I have a question about trading secrets and working in machine learning. How sho...

sometimesijust · on Dec 22, 2018

Project the data, not the model. You need to do it anyway and has the side benefit of making overfitting more difficult. Protecting the model is impossible anyway since most advancements terms to be trying lots of publicly known techniques and discovering that a particular combination works best for your data. Once one knows which techniques those are these nothing stopping a competent engineer from reimplementing them at another company.

GuiA · on Dec 22, 2018

Indeed. For commercially useful applications, collecting the data, labeling it, etc, costs orders of magnitude more than a team of PhDs building the models.

trott · on Dec 22, 2018

> For commercially useful applications, collecting the data, labeling it, etc, costs orders of magnitude more than a team of PhDs building the models.

I don't think it's typical. For example, JFT has 350e6 images, and it probably cost ~$35M to hand-label, but Google has paid people far in excess of that to work on image classification.

wil421 · on Dec 22, 2018

Google doesn’t even have to pay people. Anyone who has picked out cars or fire hydrants from their recapatchya’s is helping Label their dataset.

trott · on Dec 22, 2018

JFT has 17K classes. I'm assuming that they used specialized experts to tell them apart (dog breeds, plant and animal species, etc.)

wil421 · on Dec 22, 2018

Thanks.

From Google:

>Of course, the elephant in the room is where can we obtain a dataset that is 300x larger than ImageNet? At Google, we have been continuously working on building such datasets automatically to improve computer vision algorithms. Specifically, we have built an internal dataset of 300M images that are labeled with 18291 categories, which we call JFT-300M. The images are labeled using an algorithm that uses complex mixture of raw web signals, connections between web-pages and user feedback. This results in over one billion labels for the 300M images (a single image can have multiple labels). Of the billion image labels, approximately 375M are selected via an algorithm that aims to maximize label precision of selected images. However, there is still considerable noise in the labels: approximately 20% of the labels for selected images are noisy. Since there is no exhaustive annotation, we have no way to estimate the recall of the labels.

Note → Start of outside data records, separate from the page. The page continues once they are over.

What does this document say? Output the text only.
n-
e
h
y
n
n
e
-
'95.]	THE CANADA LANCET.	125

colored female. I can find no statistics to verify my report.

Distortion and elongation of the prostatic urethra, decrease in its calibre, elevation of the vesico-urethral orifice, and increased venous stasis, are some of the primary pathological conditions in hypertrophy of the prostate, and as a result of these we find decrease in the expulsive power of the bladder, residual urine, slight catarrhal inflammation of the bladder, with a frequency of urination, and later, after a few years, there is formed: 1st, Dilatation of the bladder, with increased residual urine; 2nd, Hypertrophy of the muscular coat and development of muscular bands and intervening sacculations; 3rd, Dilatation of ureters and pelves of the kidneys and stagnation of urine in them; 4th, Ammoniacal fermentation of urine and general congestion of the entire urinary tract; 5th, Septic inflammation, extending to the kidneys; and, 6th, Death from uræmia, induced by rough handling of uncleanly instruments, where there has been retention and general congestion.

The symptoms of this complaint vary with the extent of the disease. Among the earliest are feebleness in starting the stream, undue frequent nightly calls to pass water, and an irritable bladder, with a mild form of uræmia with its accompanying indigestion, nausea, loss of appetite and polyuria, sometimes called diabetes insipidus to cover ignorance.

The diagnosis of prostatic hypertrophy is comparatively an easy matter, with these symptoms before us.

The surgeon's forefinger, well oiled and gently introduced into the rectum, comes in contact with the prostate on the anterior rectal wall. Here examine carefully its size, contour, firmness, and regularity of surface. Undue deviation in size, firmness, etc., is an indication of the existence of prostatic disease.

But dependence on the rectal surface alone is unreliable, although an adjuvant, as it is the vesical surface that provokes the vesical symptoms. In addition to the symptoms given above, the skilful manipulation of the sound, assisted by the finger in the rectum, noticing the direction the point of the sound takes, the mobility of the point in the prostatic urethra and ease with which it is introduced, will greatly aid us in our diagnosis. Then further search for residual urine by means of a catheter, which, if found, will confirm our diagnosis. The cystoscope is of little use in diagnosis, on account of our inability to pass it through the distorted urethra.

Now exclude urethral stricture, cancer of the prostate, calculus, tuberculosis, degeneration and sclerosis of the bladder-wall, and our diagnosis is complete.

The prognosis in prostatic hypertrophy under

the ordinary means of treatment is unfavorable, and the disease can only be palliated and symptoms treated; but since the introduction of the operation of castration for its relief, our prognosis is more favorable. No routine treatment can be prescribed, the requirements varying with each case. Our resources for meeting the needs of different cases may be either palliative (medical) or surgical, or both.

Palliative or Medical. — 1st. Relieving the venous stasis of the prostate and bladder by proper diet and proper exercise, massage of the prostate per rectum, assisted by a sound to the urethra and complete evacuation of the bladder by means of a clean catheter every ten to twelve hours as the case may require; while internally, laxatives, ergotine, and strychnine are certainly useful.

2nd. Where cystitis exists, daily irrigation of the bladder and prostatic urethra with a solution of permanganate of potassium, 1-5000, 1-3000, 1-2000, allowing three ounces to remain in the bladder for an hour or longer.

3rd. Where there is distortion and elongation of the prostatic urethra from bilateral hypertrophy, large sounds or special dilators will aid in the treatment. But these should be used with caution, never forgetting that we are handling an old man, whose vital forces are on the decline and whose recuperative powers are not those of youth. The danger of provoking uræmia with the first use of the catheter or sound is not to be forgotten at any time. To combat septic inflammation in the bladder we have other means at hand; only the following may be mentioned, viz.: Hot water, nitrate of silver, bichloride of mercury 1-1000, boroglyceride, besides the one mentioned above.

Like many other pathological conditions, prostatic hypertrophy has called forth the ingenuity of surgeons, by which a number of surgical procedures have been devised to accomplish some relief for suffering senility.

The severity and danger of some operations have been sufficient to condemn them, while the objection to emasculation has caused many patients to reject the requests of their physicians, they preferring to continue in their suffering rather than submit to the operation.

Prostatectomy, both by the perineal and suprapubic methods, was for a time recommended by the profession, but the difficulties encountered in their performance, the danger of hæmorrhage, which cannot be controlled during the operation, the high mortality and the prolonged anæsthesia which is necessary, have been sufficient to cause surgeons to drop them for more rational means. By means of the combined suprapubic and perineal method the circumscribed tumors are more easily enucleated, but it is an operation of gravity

https://ai.googleblog.com/2017/07/revisiting-unreasonable-ef...

sangnoir · on Dec 22, 2018

That doesn't sound like recaptcha: it's more likely that they label the pictures N (or n%) people click after searching for "Golden Retriever" in image search (as the "raw web signal")

ndnxhs · on Dec 22, 2018

Pay your employees enough that they never want to leave. If you can't afford that then you just have to accept that you don't own the people who work for you.

baybal2 · on Dec 22, 2018

If you are even bothering with this question, I believe you have nothing genuinely worth protecting.

Companies nowadays have really nothing to protect to, the higher up the tech chain they are.

TSMC can easily dump all and every of their "family jewels" onto the Internet, and I guarantee that no mainland fab will ever manage to extract any value from that.

P.S. Stay away from the whole M.L. space, it is filled with plain frauds, pump and dumpers, and people seeking to sell their companies upon first opportunity. If you are an established professional, you do yourself a disservice working in that.